Yussel drove. They were in the Shanda. His father held his beard with his right hand, laid his head back on the headrest. “When my grandfather of blessed memory was a teenage boy, his grandfather was a great rabbi, with a big court, horses, servants, a chair of gold. So great, hundreds, thousands came to him with their troubles, with their requests, a marriage, a son, a cow sick, even Gentiles, once a count with a barren wife, which is how we finally got out of the country and came to America. Everyone came. But mostly it was the poor, his Jews, who came. Crowds of them. Such angst, Yussel. Such pain his people gave him. One day my great-great-grandfather of blessed memory he got the hiccups. The Great Rabbi. For days. Nothing stopped the hiccups. He couldn’t eat, drink, sing, pray. So he agreed to go to Kiev to the University where a learned professor was curing hiccups. My grandfather of blessed memory who could speak Russian went along to help because the Great Rabbi couldn’t speak Russian.
“The professor said, ‘Tell your grandfather to take off his shirt.’ He told his grandfather and he took off his shirt. ‘Tell him now to sit still no matter how this hurts.’ The grandfather nodded. From behind the Rabbi the professor heated an iron until it was red-hot. And he touched the Rabbi’s back. The Rabbi didn’t move. But still he hiccupped.
“ ‘Tell your grandfather I’ll try again.’
“ ‘Grandfather, he’ll try again.’
“The Rabbi nodded. This time the professor heated the iron until it was white-hot and touched the small part of the Rabbi’s naked back. Still the Rabbi sat and said nothing.
“ ‘Tell your grandfather he’s a remarkable man. Just before he came, a Cossack came, also wi
th hiccups. When I touched the Cossack with the red-hot iron, he screamed and jumped from that window and ran away half-naked into the snow. There’s his coat and shirt. With white-hot, your grandfather sits still, makes no sound. Doesn’t he feel the pain?’
“So my grandfather of blessed memory told his grandfather of blessed memory what the professor had said. ‘The professor thinks you’re a remarkable man. A few minutes ago a Cossack sat here and when he felt the red-hot iron he jumped out the window and ran away. There’s his coat and shirt. But you sit still and make no sound. You don’t feel the pain?’
“When the Great Rabbi heard this he said to his grandson, ‘So. Tell the professor his pain is nothing compared to the pain I feel every day from my Jews. That’s pain.’ ”
In his dream, Yussel shook his head.
“Yussele, tell me, do you feel pain?”
“No way, Jose,” Yussel lied. “I’m not a rabbi.”
“You don’t feel pain even for poor Chaim and his envy eating him alive?”
“No.”
“Aha.”
That was all his father said. “Aha.”
“It’s not written against pleasure, is it, Totte?”
“No, but how does one distinguish pleasure until one knows pain?”
“I’m not buying.”
“Believe me, you will.” The Rabbi sighed, peeled an egg, threw the shell pieces from the window. “It’s in your blood. Pain, rapture. You don’t remember from your blood?”

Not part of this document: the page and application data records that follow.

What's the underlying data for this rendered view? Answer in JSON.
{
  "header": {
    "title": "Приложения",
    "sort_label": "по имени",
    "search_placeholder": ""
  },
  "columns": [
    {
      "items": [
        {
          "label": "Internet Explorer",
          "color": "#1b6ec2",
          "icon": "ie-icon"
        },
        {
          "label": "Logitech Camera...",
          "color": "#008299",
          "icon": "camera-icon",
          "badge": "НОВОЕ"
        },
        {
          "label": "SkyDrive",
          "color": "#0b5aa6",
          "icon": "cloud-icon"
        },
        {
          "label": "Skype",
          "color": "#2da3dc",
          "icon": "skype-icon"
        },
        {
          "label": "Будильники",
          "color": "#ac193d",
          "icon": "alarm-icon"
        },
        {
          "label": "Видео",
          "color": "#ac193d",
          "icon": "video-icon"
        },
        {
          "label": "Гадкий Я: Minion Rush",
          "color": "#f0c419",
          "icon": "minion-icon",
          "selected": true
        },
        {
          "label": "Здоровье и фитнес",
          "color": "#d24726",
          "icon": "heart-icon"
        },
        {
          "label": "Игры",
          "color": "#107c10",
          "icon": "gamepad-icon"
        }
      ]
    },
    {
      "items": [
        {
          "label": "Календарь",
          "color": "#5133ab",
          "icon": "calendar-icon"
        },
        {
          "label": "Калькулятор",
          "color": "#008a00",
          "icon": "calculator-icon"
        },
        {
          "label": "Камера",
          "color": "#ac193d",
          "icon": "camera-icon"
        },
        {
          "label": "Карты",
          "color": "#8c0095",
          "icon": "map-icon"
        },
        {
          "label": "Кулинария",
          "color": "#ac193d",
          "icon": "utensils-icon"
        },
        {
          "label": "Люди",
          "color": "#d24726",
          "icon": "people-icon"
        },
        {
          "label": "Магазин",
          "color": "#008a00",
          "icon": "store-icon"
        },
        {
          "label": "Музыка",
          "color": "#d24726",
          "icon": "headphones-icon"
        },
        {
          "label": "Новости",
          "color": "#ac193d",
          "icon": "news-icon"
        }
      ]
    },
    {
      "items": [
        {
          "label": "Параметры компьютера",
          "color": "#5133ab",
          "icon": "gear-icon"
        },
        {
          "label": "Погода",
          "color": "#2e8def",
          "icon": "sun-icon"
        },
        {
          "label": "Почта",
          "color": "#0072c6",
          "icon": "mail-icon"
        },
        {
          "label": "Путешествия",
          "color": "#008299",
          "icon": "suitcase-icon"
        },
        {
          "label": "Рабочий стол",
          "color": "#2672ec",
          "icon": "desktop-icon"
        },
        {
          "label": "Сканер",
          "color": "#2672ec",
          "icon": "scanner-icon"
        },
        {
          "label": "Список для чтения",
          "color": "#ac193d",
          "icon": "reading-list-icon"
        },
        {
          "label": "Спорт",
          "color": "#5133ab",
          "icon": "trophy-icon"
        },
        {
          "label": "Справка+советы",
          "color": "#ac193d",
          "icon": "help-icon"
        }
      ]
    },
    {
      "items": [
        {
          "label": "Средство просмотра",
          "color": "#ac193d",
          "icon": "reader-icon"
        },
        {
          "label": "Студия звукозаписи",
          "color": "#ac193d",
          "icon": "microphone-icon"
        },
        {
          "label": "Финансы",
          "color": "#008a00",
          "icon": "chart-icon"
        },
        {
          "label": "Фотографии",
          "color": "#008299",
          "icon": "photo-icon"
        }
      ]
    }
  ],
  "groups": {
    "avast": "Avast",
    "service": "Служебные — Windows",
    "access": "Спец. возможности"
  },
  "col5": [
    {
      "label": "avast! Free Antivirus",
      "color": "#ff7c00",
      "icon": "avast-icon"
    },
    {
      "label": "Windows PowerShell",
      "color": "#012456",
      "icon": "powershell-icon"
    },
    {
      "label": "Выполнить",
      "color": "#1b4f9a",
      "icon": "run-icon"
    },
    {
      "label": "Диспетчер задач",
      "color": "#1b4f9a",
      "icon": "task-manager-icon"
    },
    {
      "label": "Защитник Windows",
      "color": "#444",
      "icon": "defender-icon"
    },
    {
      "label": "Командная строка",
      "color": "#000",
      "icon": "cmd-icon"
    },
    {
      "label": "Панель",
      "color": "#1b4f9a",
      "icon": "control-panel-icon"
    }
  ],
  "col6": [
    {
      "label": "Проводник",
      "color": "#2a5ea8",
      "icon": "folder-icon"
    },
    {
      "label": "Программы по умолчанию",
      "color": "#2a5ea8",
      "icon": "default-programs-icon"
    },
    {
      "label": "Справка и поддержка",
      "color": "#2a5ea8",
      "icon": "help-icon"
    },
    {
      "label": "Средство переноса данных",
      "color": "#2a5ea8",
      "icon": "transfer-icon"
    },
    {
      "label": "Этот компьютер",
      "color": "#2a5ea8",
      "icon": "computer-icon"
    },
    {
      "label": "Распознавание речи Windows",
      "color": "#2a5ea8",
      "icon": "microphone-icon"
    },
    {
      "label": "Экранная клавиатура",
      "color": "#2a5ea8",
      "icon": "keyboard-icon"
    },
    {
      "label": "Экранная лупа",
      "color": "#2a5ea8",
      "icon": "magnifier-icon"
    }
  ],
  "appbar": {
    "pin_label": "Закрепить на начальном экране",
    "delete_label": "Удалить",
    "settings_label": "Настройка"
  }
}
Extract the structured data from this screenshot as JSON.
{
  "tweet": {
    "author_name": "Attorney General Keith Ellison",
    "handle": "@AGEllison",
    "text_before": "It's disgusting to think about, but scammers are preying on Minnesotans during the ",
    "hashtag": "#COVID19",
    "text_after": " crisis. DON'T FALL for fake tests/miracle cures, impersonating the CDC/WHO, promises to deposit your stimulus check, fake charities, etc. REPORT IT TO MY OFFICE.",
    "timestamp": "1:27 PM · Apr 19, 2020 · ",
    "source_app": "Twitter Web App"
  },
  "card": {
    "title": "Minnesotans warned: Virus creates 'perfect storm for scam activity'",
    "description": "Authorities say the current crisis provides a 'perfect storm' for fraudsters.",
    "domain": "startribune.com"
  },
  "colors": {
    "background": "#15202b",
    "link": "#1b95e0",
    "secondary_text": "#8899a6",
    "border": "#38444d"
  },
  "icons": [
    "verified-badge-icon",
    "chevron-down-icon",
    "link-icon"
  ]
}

Yussel knew the message. Eggs you eat for mourning. In his dream, his father mourned because his son felt no pain. “I never asked, Totte, did he get cured?”

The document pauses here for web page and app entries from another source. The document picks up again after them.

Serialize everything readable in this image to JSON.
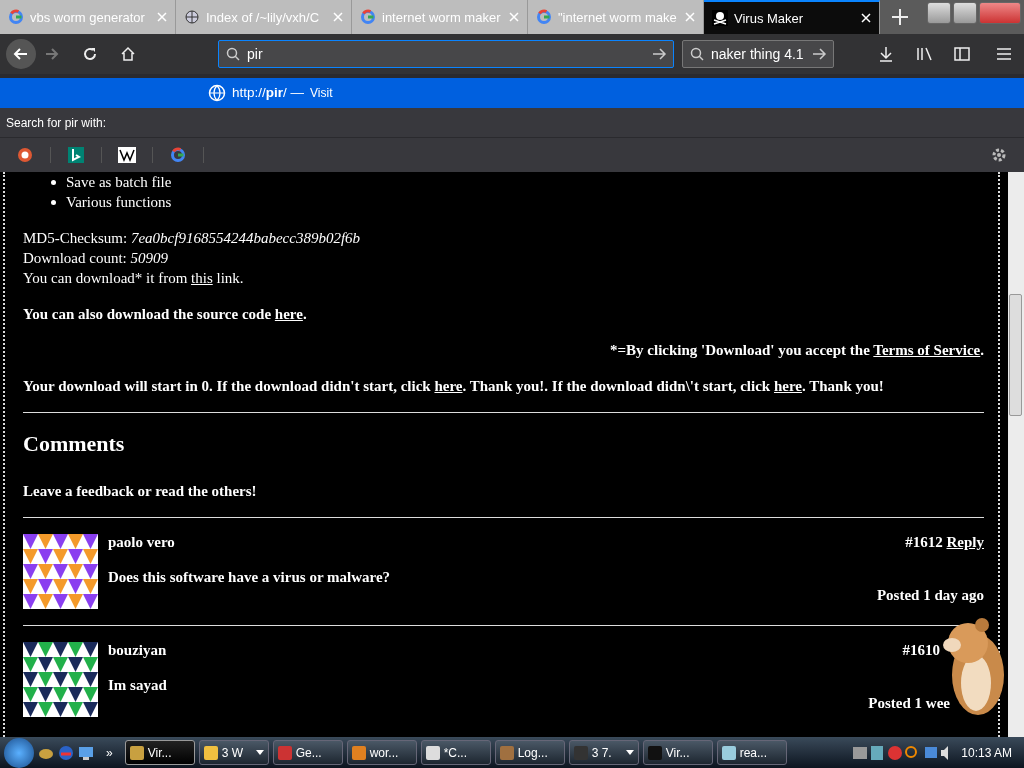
{
  "tabs": [
    {
      "title": "vbs worm generator",
      "kind": "google",
      "selected": false
    },
    {
      "title": "Index of /~lily/vxh/C",
      "kind": "site",
      "selected": false
    },
    {
      "title": "internet worm maker",
      "kind": "google",
      "selected": false
    },
    {
      "title": "\"internet worm make",
      "kind": "google",
      "selected": false
    },
    {
      "title": "Virus Maker",
      "kind": "pirate",
      "selected": true
    }
  ],
  "address_bar": {
    "value": "pir"
  },
  "search_box": {
    "value": "naker thing 4.1"
  },
  "suggestion": {
    "url_prefix": "http://",
    "url_bold": "pir",
    "url_suffix": "/ —",
    "action": "Visit"
  },
  "search_with": {
    "label": "Search for pir with:",
    "engines": [
      {
        "kind": "duckduckgo"
      },
      {
        "kind": "bing"
      },
      {
        "kind": "wikipedia"
      },
      {
        "kind": "google"
      }
    ]
  },
  "page": {
    "features": [
      "Save as batch file",
      "Various functions"
    ],
    "checksum": {
      "label": "MD5-Checksum:",
      "value": "7ea0bcf9168554244babecc389b02f6b"
    },
    "download_count": {
      "label": "Download count:",
      "value": "50909"
    },
    "download_line": {
      "before": "You can download* it from",
      "link": "this",
      "after": "link."
    },
    "source_line": {
      "before": "You can also download the source code",
      "link": "here",
      "after": "."
    },
    "terms_line": {
      "before": "*=By clicking 'Download' you accept the",
      "link": "Terms of Service",
      "after": "."
    },
    "start_line": {
      "text_1": "Your download will start in 0. If the download didn't start, click",
      "link_1": "here",
      "text_2": ". Thank you!. If the download didn\\'t start, click",
      "link_2": "here",
      "text_3": ". Thank you!"
    },
    "comments_heading": "Comments",
    "comments_intro": "Leave a feedback or read the others!",
    "comments": [
      {
        "author": "paolo vero",
        "number": "#1612",
        "reply": "Reply",
        "text": "Does this software have a virus or malware?",
        "posted": "Posted 1 day ago"
      },
      {
        "author": "bouziyan",
        "number": "#1610",
        "text": "Im sayad",
        "posted": "Posted 1 wee"
      }
    ]
  },
  "taskbar": {
    "buttons": [
      {
        "label": "Vir...",
        "selected": true,
        "menu": false
      },
      {
        "label": "3 W",
        "selected": false,
        "menu": true
      },
      {
        "label": "Ge...",
        "selected": false,
        "menu": false
      },
      {
        "label": "wor...",
        "selected": false,
        "menu": false
      },
      {
        "label": "*C...",
        "selected": false,
        "menu": false
      },
      {
        "label": "Log...",
        "selected": false,
        "menu": false
      },
      {
        "label": "3 7.",
        "selected": false,
        "menu": true
      },
      {
        "label": "Vir...",
        "selected": false,
        "menu": false
      },
      {
        "label": "rea...",
        "selected": false,
        "menu": false
      }
    ],
    "more": "»",
    "clock": "10:13 AM"
  }
}
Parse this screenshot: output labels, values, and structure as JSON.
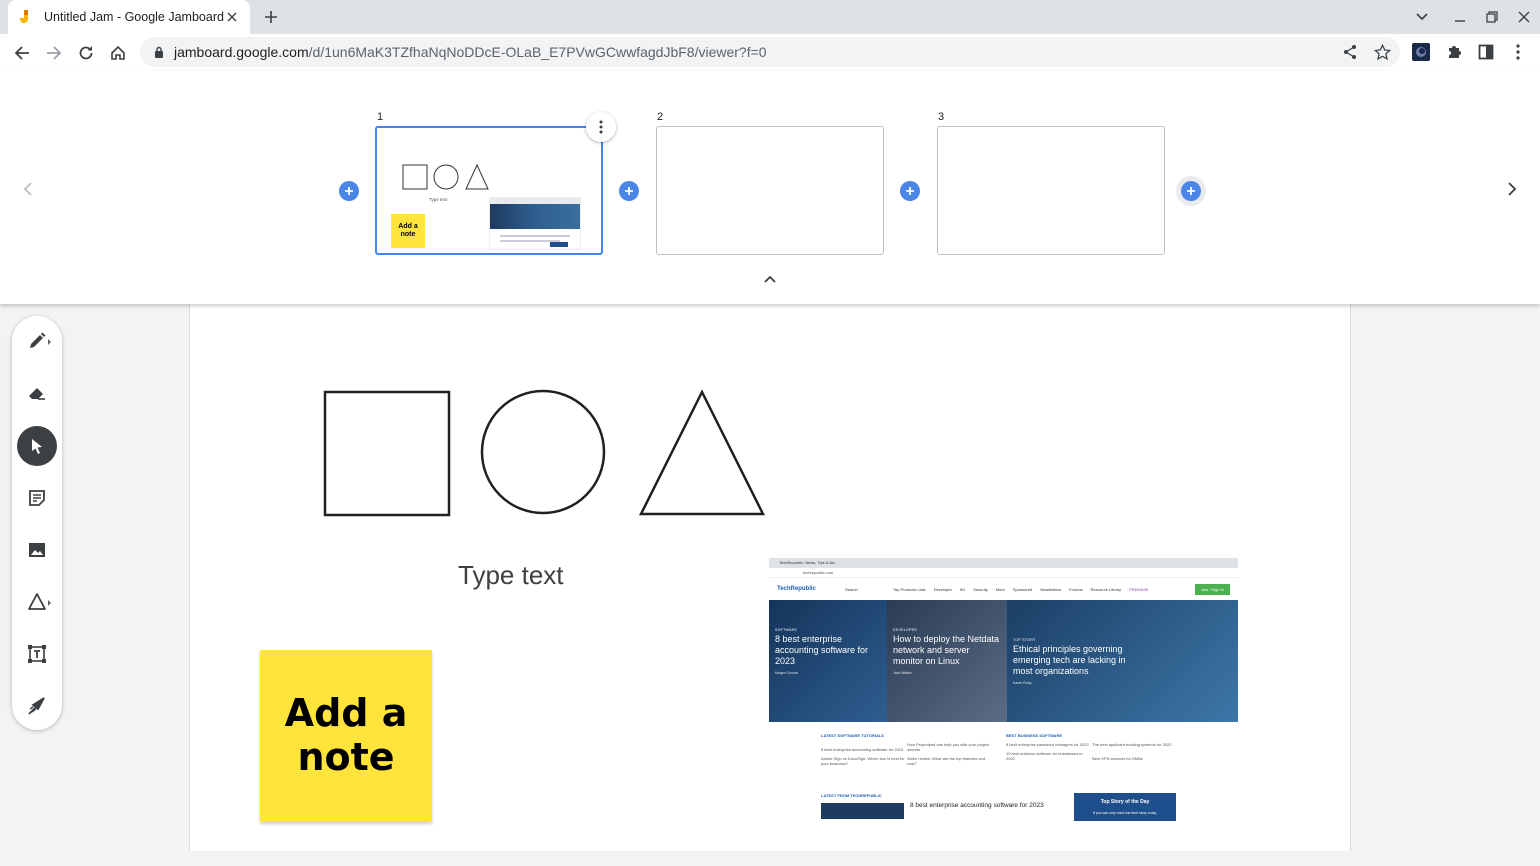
{
  "browser": {
    "tab": {
      "title": "Untitled Jam - Google Jamboard",
      "favicon": "jamboard-favicon"
    },
    "url": {
      "host": "jamboard.google.com",
      "path": "/d/1un6MaK3TZfhaNqNoDDcE-OLaB_E7PVwGCwwfagdJbF8/viewer?f=0"
    },
    "colors": {
      "tabstrip": "#dee1e6",
      "accent": "#4285f4"
    }
  },
  "framestrip": {
    "frames": [
      {
        "number": "1",
        "active": true
      },
      {
        "number": "2",
        "active": false
      },
      {
        "number": "3",
        "active": false
      }
    ],
    "thumb": {
      "text": "Type text",
      "note": "Add a note"
    }
  },
  "canvas": {
    "shapes": [
      "square",
      "circle",
      "triangle"
    ],
    "textbox": "Type text",
    "sticky_note": {
      "text": "Add a note",
      "color": "#ffe53b"
    },
    "embedded_image": {
      "tab_title": "TechRepublic: News, Tips & Ad...",
      "address": "techrepublic.com",
      "logo": "TechRepublic",
      "search": "Search",
      "nav": [
        "Top Products Lists",
        "Developer",
        "5G",
        "Security",
        "More",
        "Sponsored",
        "Newsletters",
        "Forums",
        "Resource Library"
      ],
      "premium": "PREMIUM",
      "join": "Join / Sign In",
      "hero": [
        {
          "category": "SOFTWARE",
          "headline": "8 best enterprise accounting software for 2023",
          "byline": "Megan Crouse"
        },
        {
          "category": "DEVELOPER",
          "headline": "How to deploy the Netdata network and server monitor on Linux",
          "byline": "Jack Wallen"
        },
        {
          "category": "TOP STORY",
          "headline": "Ethical principles governing emerging tech are lacking in most organizations",
          "byline": "Karen Roby"
        }
      ],
      "sections": [
        {
          "title": "LATEST SOFTWARE TUTORIALS",
          "items": [
            "8 best enterprise accounting software for 2023",
            "How Projectpad can help you with your project secrets",
            "Adobe Sign vs DocuSign: Which tool is best for your business?",
            "Wrike review: What are the top features and cost?"
          ]
        },
        {
          "title": "BEST BUSINESS SOFTWARE",
          "items": [
            "8 best enterprise password managers for 2022",
            "The best applicant tracking systems for 2022",
            "10 best antivirus software for businesses in 2022",
            "Best VPN services for SMBs"
          ]
        }
      ],
      "latest": {
        "title": "LATEST FROM TECHREPUBLIC",
        "headline": "8 best enterprise accounting software for 2023"
      },
      "top_story": {
        "title": "Top Story of the Day",
        "sub": "If you can only read one tech story a day,"
      }
    }
  },
  "tools": [
    "pen",
    "eraser",
    "select",
    "sticky-note",
    "image",
    "shape",
    "text-box",
    "laser"
  ]
}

His father shrugged. “I don’t know. What I do know is he never got rid of his Jews and when he died they followed him to Heaven, still to torment him.”

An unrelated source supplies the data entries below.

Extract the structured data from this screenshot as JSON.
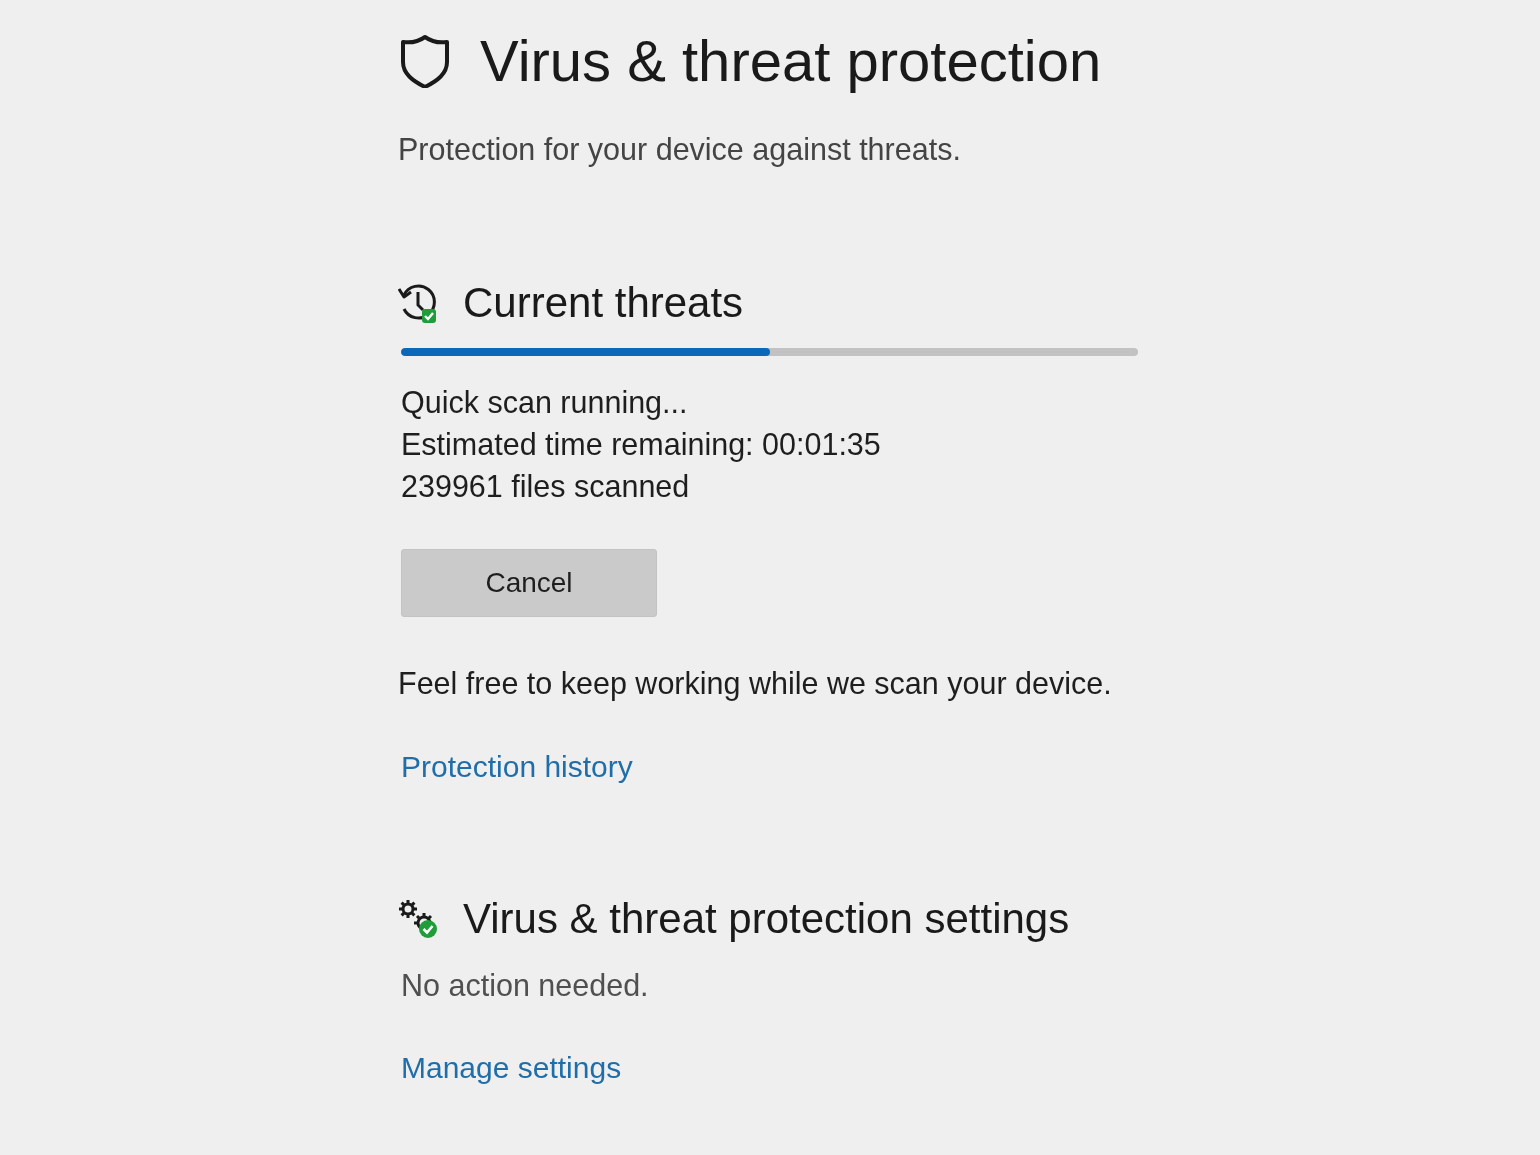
{
  "page": {
    "title": "Virus & threat protection",
    "subtitle": "Protection for your device against threats."
  },
  "sections": [
    {
      "kind": "scan",
      "heading": "Current threats",
      "progress": {
        "level": 0.5
      },
      "status_lines": [
        "Quick scan running...",
        "Estimated time remaining: 00:01:35",
        "239961 files scanned"
      ],
      "button": "Cancel",
      "note": "Feel free to keep working while we scan your device.",
      "link": "Protection history"
    },
    {
      "kind": "settings",
      "heading": "Virus & threat protection settings",
      "status_lines": [
        "No action needed."
      ],
      "link": "Manage settings"
    }
  ]
}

Yussel woke up in a cold sweat as if a great fever had broken in the night.
5
SHOSHANNA AND RUCHEL MADE LISTS, BROUGHT HOME LIBRARY books about the Wild Wild West for the children, shopped for denims, made orders, spent, spent, spent. Chaim took his court, his ten men, flew them west, left them there to get things ready. He didn’t say what things. Ruchel told Shoshanna. Shoshanna told Yussel. Yussel didn’t want to hear what Chaim was doing. Yussel saw on his screen a yellow sky, a salt-encrusted landscape. Ruchel told Shoshanna Chaim had eighteen houses already, a regular neighborhood, and Yussel better buy quick if he wants anything decent before the houses are all gone. Shoshanna noodged Yussel to call Chaim to find out about houses. “Just in case you change your mind, Yussel.”